Soft vs Hard Email Bounces
When an email is not deliverable to the intended recipient, it is commonly known as a “bounce”. In a case like this, the receiving mail server will send a notification back to the sender address to inform them that the email has not been delivered. A bounce notification will include a reason for the bounce, which generally falls into two broad categories: “Hard” and “Soft” bounces. Here is a look at Soft vs Hard email bounces:
A hard bounce is a mail that’s considered ‘permanently undeliverable’. Hard bounces are often caused by sending emails to unknown or non-existent domains, which generally result from questionable data sources or spam, and can cause an email address to be blacklisted. A hard bounce can often happen when implementing reactivation campaigns, where brands try to re-engage dormant or low-engagement users. There are a few ways in which this can happen but, most commonly, hard bounces happen when:
- Sending to inactive and non-existent email addresses,
- Non-existent domain names or
- When there is blocked delivery by a recipient email server.
As a general rule of thumb, receiving over 30% hard bounces is a major cause for concern - this usually only happens on list reactivation campaigns, or is more than likely a spammer. In these cases blacklisting is very possible. A 5-10% hard bounce rate is quite common for single opt in lists, including a higher chance of spam traps. 1% or less hard bounces on the other hand, is usually to be expected with databases that are double opt in.
At TotalSend, hard bounced email addresses are automatically added to a Global Suppression List, which is a digital documentation of suppressed email addresses that exists in accordance with the CAN-Spam Act of 2013.
A soft bounce is a mail that is considered temporarily undeliverable where the server rejects the email due to seemingly temporary conditions. Three to five attempts at sending are usually made before the email is considered to have hard bounced. There are a few reasons why a soft bounce can occur, the most common of these are:
- Recipients mailbox is temporarily full
- There is a temporary domain failure
- The account is disabled or inactive.
However, soft bounces can also be the result of block bounces, where the email server rejects the email due to filtering issues, such as:
- There was a previous complaint from a user.
- The sender’s domain or IP address is found on a blacklist.
- The contents spam score is too high.
- Issues with the authentication of the sender or sending source.
- A blocked URL. This can be a result of a number of things including content that appears to be spam.
Other technical reasons for soft bounces could include a busy server or a data format error. It is also possible that a network error has occurred.
What can you do to prevent and treat bounces?
Remember when considering soft vs hard email bounces, soft bounces are expected in small quantities and not necessarily a reason to panic, however, hard bounces can become a much bigger problem if they become a regular occurrence. Regular list maintenance and testing is a good start when it comes to minimizing your bounce rate. Make sure that you are:
- Avoid sending to old or out dated lists by maintaining your e-mail list “hygiene” can reduce e-mail bounces. Find out how and why to stick to list best practices here. For ways to building and maintaining a healthy subscriber list, click here.
- Using double opt in forms. This requires your subscribers to confirm their subscription, but is a fantastic way to ensure that they’re keen to hear from you and are more likely to engage with your mails. Recipients will receive a “Welcome” mail, asking them to confirm their subscription by clicking on a confirmation link. Once this is confirmed, you can then decide whether or not you’d like to send a final “Thank you” mail.

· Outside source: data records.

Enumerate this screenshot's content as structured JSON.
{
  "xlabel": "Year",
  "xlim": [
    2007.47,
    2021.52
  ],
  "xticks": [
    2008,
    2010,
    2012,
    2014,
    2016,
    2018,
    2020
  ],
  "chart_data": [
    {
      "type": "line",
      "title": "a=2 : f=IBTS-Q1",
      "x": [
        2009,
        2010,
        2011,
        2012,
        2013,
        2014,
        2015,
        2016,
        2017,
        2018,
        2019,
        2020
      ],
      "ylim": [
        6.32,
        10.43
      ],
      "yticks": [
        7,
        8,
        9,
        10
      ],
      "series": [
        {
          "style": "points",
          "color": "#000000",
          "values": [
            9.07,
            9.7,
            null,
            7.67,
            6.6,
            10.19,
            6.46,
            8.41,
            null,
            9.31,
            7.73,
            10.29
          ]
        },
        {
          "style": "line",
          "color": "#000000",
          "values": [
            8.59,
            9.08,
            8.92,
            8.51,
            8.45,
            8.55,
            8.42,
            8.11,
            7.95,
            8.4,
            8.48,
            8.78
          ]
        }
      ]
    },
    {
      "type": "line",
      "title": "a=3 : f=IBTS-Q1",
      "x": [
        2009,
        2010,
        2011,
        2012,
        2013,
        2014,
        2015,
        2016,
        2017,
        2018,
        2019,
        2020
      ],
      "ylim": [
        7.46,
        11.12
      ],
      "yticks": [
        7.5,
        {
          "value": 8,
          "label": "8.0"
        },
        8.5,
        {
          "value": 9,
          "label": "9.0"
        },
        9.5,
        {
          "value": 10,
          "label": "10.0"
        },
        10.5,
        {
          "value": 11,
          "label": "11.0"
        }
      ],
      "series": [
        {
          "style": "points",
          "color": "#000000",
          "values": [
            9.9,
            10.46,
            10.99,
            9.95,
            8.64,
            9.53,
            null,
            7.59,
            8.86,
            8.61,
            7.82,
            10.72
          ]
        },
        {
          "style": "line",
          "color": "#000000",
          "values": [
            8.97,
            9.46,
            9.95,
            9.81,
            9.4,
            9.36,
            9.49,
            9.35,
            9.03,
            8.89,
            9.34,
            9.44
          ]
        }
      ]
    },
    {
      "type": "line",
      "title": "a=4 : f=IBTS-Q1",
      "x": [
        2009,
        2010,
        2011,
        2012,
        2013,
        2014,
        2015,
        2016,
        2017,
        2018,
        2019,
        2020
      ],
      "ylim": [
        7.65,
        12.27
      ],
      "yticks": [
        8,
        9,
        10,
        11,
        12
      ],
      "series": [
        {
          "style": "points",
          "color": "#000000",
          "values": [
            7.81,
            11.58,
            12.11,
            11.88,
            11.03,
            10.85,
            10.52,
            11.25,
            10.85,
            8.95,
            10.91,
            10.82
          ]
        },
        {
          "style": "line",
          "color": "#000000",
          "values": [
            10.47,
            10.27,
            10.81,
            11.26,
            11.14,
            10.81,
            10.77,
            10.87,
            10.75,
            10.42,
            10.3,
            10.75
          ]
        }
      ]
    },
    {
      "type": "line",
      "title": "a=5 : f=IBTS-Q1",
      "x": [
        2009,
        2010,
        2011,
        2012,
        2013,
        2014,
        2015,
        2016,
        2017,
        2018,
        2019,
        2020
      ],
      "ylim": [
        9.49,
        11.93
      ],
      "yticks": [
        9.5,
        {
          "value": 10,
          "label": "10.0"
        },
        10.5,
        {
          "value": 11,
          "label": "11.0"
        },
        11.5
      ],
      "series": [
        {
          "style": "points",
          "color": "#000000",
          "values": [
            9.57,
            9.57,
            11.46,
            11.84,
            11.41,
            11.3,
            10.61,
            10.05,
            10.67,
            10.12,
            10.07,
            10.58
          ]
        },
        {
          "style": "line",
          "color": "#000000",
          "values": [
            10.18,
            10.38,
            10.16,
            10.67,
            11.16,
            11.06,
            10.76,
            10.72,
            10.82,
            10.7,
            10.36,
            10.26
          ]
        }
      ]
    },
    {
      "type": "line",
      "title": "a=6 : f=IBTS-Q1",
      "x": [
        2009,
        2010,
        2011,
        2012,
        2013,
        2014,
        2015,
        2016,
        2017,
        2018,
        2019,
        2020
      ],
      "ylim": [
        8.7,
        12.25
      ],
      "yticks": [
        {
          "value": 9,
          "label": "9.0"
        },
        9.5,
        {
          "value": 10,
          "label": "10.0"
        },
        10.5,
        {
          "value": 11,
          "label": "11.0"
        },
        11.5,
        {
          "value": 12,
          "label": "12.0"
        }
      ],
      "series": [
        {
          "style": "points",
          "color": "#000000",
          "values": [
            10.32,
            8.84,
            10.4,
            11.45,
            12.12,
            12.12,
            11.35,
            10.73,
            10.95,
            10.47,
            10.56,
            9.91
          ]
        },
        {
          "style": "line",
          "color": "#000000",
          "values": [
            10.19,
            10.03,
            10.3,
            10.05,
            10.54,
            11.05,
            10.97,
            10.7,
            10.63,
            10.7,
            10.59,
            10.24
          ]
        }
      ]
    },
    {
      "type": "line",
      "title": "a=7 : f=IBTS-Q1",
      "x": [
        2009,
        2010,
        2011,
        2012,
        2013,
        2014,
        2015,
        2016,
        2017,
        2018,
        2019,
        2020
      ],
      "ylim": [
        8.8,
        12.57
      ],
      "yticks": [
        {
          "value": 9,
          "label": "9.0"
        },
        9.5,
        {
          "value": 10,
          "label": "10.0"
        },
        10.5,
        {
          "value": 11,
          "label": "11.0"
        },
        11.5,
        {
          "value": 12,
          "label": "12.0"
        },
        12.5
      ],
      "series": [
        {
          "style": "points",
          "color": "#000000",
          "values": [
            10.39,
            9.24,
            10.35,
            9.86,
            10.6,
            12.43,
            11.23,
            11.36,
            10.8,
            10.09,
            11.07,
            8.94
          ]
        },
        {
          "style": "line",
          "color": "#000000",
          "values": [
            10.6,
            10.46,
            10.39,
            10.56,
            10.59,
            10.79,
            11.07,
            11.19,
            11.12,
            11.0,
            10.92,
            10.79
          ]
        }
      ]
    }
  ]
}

- Testing your email messages regularly is a great way to measure results. According to Comms100, best practice for testing your emails involve segmenting your lists by demographics and customer behaviour, and measuring results regularly to support your approach or to highlight where changes still need to be made.They also suggest removing your most inactive and most active users from the testing pool. The “most active” could simply be people who've opened a mail from you in the last month or two, while the most inactive may have only opened one 12 months ago.
- Monitoring your email delivery. Focus on how many people are marking your emails as spam. If it’s more than 0.3% a month it is considered problematic. She also suggests monitoring how many mails are being delivered and opened in order to help you adjust your strategy accordingly.
This will assist you to gain credibility as a sender and help ensure that your database remains engaged and active for a rewarding campaign, devoid of excessive mail bounces. It’s best to partner with a professional ESP that can adapt your lists and strategy accordingly.